Peritoneal mesothelioma is a malignant mesothelioma that forms in the peritoneum, the portion of the mesothelium that surrounds the stomach and the intestines in the abdominal cavity. The exact cause of peritoneal mesothelioma is something of a mystery. It is well-established that asbestos exposure is the proximate cause of peritoneal mesothelioma, but unlike in pleural mesothelioma where the means by which the asbestos fibers cause the disease is well understood, medical researchers are divided about what is happening in peritoneal mesothelioma. The principal question is how the asbestos fibers are getting into the peritoneum, since it is not connected directly to the lungs. Some researchers believe that peritoneal mesothelioma is caused when asbestos fibers are ingested in water or (more rarely) food, and then migrate through the stomach or intestinal wall. Other researchers believe that the asbestos fibers must be coming in through the lungs and then migrating into the peritoneum via the lymph system or the bloodstream. It is even possible that asbestos fibers might be present in sputum which is coughed up and then ingested.

Peritoneal mesothelioma follows a similar progression as pleural mesothelioma, but obviously affects different portions of the body. Rather than compressing the lung, the peritoneal mesothelioma tumor expands into the bowel or creates a distended stomach, and the excess fluid that is produced by the tumor goes into the abdominal cavity rather than flowing in the pleura. Between 20 and 35 percent of cases of malignant mesothelioma are peritoneal. It is possible for peritoneal mesothelioma to spread back into the pleura and for a patient to develop both pleural and peritoneal mesothelioma; this seems to happen more frequently from the peritoneum to the pleura, rather than the other way around.
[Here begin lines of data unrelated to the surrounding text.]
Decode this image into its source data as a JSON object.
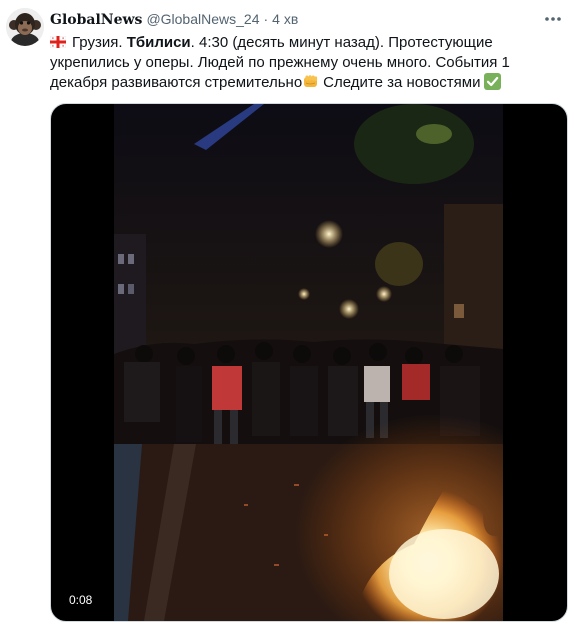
{
  "tweet": {
    "display_name": "GlobalNews",
    "handle": "@GlobalNews_24",
    "separator": "·",
    "time_ago": "4 хв",
    "text": {
      "part_country": "Грузия.",
      "part_city": "Тбилиси",
      "part_line1_rest": ". 4:30 (десять минут назад). Протестующие",
      "part_line2": "укрепились у оперы. Людей по прежнему очень много. События 1",
      "part_line3_a": "декабря развиваются стремительно",
      "part_line3_b": "Следите за новостями"
    },
    "icons": {
      "flag": "georgia-flag-icon",
      "fist": "oncoming-fist-icon",
      "check": "check-mark-icon",
      "more": "more-dots-icon"
    },
    "media": {
      "type": "video",
      "duration": "0:08"
    }
  },
  "colors": {
    "text_primary": "#0f1419",
    "text_secondary": "#536471",
    "border": "#cfd9de",
    "check_green": "#78b159",
    "flag_red": "#e0201b"
  }
}
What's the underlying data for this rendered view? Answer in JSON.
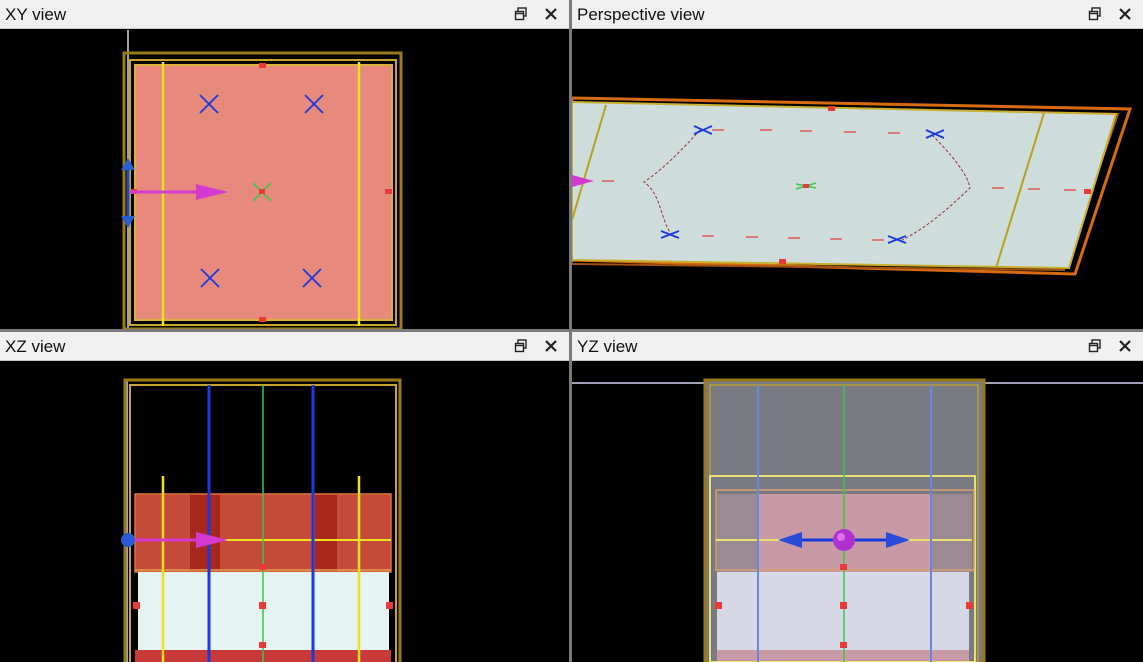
{
  "panes": {
    "xy": {
      "title": "XY view"
    },
    "perspective": {
      "title": "Perspective view"
    },
    "xz": {
      "title": "XZ view"
    },
    "yz": {
      "title": "YZ view"
    }
  },
  "icons": {
    "restore": "restore-window-icon",
    "close": "close-icon"
  },
  "colors": {
    "background": "#000000",
    "outline_gold": "#b8901c",
    "guide_yellow": "#f0e020",
    "selection_pink": "#e8897e",
    "arrow_magenta": "#d43ad0",
    "axis_blue": "#1a3adc",
    "axis_green": "#3ac84a",
    "handle_red": "#e83a3a",
    "plane_gray": "#cfdcdc"
  }
}
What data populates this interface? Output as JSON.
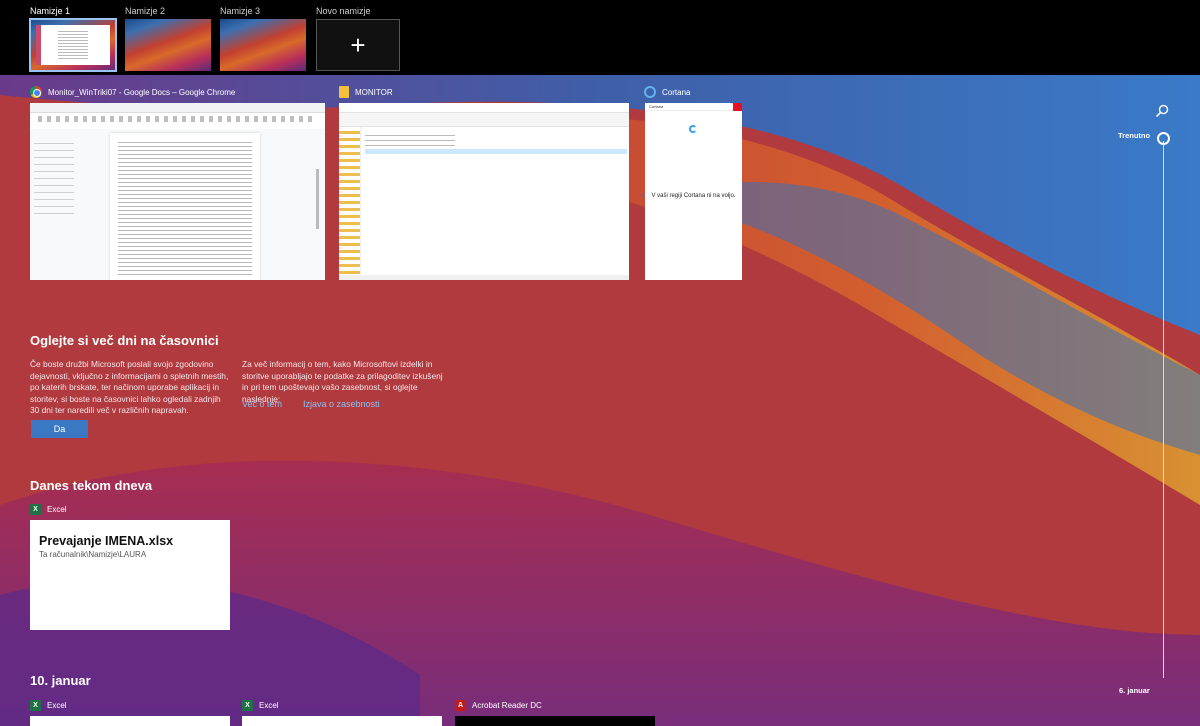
{
  "desktops": [
    {
      "label": "Namizje 1",
      "active": true
    },
    {
      "label": "Namizje 2",
      "active": false
    },
    {
      "label": "Namizje 3",
      "active": false
    }
  ],
  "new_desktop": {
    "label": "Novo namizje",
    "icon": "plus-icon"
  },
  "windows": [
    {
      "title": "Monitor_WinTriki07 - Google Docs – Google Chrome",
      "icon": "chrome-icon"
    },
    {
      "title": "MONITOR",
      "icon": "folder-icon"
    },
    {
      "title": "Cortana",
      "icon": "cortana-icon",
      "inner_title": "Cortana",
      "message": "V vaši regiji Cortana ni na voljo."
    }
  ],
  "timeline_promo": {
    "title": "Oglejte si več dni na časovnici",
    "left_text": "Če boste družbi Microsoft poslali svojo zgodovino dejavnosti, vključno z informacijami o spletnih mestih, po katerih brskate, ter načinom uporabe aplikacij in storitev, si boste na časovnici lahko ogledali zadnjih 30 dni ter naredili več v različnih napravah.",
    "right_text": "Za več informacij o tem, kako Microsoftovi izdelki in storitve uporabljajo te podatke za prilagoditev izkušenj in pri tem upoštevajo vašo zasebnost, si oglejte naslednje:",
    "yes_button": "Da",
    "link_more": "Več o tem",
    "link_privacy": "Izjava o zasebnosti"
  },
  "today": {
    "heading": "Danes tekom dneva",
    "app": "Excel",
    "card_title": "Prevajanje IMENA.xlsx",
    "card_path": "Ta računalnik\\Namizje\\LAURA"
  },
  "jan10": {
    "heading": "10. januar",
    "apps": [
      "Excel",
      "Excel",
      "Acrobat Reader DC"
    ]
  },
  "timeline": {
    "current_label": "Trenutno",
    "date_label": "6. januar"
  },
  "colors": {
    "accent": "#3b78c4",
    "link": "#8cc0f0"
  }
}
Peritoneal mesothelioma differs from pleural mesothelioma because it attacks a different portion of the body. The symptoms of peritoneal mesothelioma often do not become serious until the disease has progressed significantly. Symptoms include abdominal pain, palpable masses in the abdomen, bowel function problems, weight loss, and a buildup of fluid in the abdomen known as ascites. In order to diagnosis peritoneal mesothelioma, the doctor will begin with a cytological test, examining abdominal fluid under a microscope to look for cancer cells. Further diagnostic work involves a biopsy conducted via laparoscopy, but further diagnostic surgery (i.e. a conventional biopsy) may be required as laparoscopic examination does not always produce enough testable tissue.

There is an extremely rare form of peritoneal mesothelioma in which the testicles of a male patient develop tumors. The covering of the scrotum is actually an outgrowth of the peritoneal mesothelium. It is believed that fibers from the stomach may migrate to the scrotal covering and that a typical mesothelioma can form there. This is exceptionally rare, however.